AhlulBayt News Agency (ABNA): Three Muslim women who previously worked in Delaware juvenile detention services filed a federal discrimination lawsuit against state officials last week saying they were barred from wearing religious head coverings at work.
The women, Tia Mays, Madinah Brown and Shakeya Thomas, claimed in a lawsuit filed Aug. 6 that they were told they could not wear a hijab to their jobs at the New Castle County Detention Center and the Ferris School for adjudicated juveniles.
Supervisors allegedly prohibited them from working at the facilities unless they removed the head coverings, according to the lawsuit filed by the Council on American-Islamic Relations (CAIR). The women asked to be transferred and offered to wear head coverings that could be less of a safety risk around potentially violent juveniles detained in the center.
The lawsuit names the state’s Department of Services of Children, Youth and their Families, as well as other officials working within the department. A spokesperson for the department told The Hill that "we are dedicated to maintaining an inclusive environment for all."

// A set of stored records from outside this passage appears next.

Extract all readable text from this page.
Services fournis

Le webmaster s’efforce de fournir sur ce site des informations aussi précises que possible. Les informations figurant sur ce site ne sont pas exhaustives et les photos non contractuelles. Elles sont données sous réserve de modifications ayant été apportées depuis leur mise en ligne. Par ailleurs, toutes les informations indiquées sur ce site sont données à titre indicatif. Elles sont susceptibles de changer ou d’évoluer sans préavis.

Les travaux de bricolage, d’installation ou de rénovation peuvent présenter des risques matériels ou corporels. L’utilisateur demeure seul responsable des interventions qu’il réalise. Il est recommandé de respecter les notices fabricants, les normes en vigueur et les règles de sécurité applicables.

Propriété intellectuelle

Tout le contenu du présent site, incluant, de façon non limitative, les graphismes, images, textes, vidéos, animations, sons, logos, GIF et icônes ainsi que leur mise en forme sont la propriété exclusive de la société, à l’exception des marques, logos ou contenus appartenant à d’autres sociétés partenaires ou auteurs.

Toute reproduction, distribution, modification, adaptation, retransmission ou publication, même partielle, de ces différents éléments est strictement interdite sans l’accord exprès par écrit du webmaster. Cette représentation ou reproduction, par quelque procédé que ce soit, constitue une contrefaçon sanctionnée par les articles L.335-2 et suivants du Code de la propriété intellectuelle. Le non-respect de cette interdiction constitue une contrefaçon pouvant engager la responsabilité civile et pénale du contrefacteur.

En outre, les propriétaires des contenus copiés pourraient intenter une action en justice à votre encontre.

The lawsuit states that a supervisor told Thomas that she "had a few days to think about what she wanted to do — keep wearing her hijab or continue to be employed.” She was also allegedly told that if "she ever wanted to work for the State of Delaware in the future, it would be in her best interest to resign.”
Brown claims in the lawsuit that she was reprimanded by superiors and ordered to clock out repeatedly after wearing a hijab to work. She also filed a report with the department’s human resources department, which she claimed took no action.
Brown also filed a complaint with the Equal Employment Opportunity Commission last year, which included the claim that a supervisor told her “Now you’re looking like a terrorist” in front of other employees.
Mays claims that supervisors said there was a “misunderstanding” and that a policy not allowing her to wear a hijab “should have been mentioned prior to her beginning employment.”
“No one should have to pick between their livelihood and their faith,” CAIR attorney Zanah Ghalawanji said. “By standing up for their rights and fighting back, Tia, Shakeya and Madinah hope that this agency will be prohibited from imposing this terrible predicament on other women in the future.”
The lawsuit, which was also filed by the law firm Jacobs & Crumplar, seeks an injunction prohibiting the department “from discriminating against employees on the basis of religion, sex or race, and to allow accommodation for religious head coverings.” It also seeks payment for economic damages and emotional harm, as well as “punitive damages and legal costs,” CAIR said in a statement.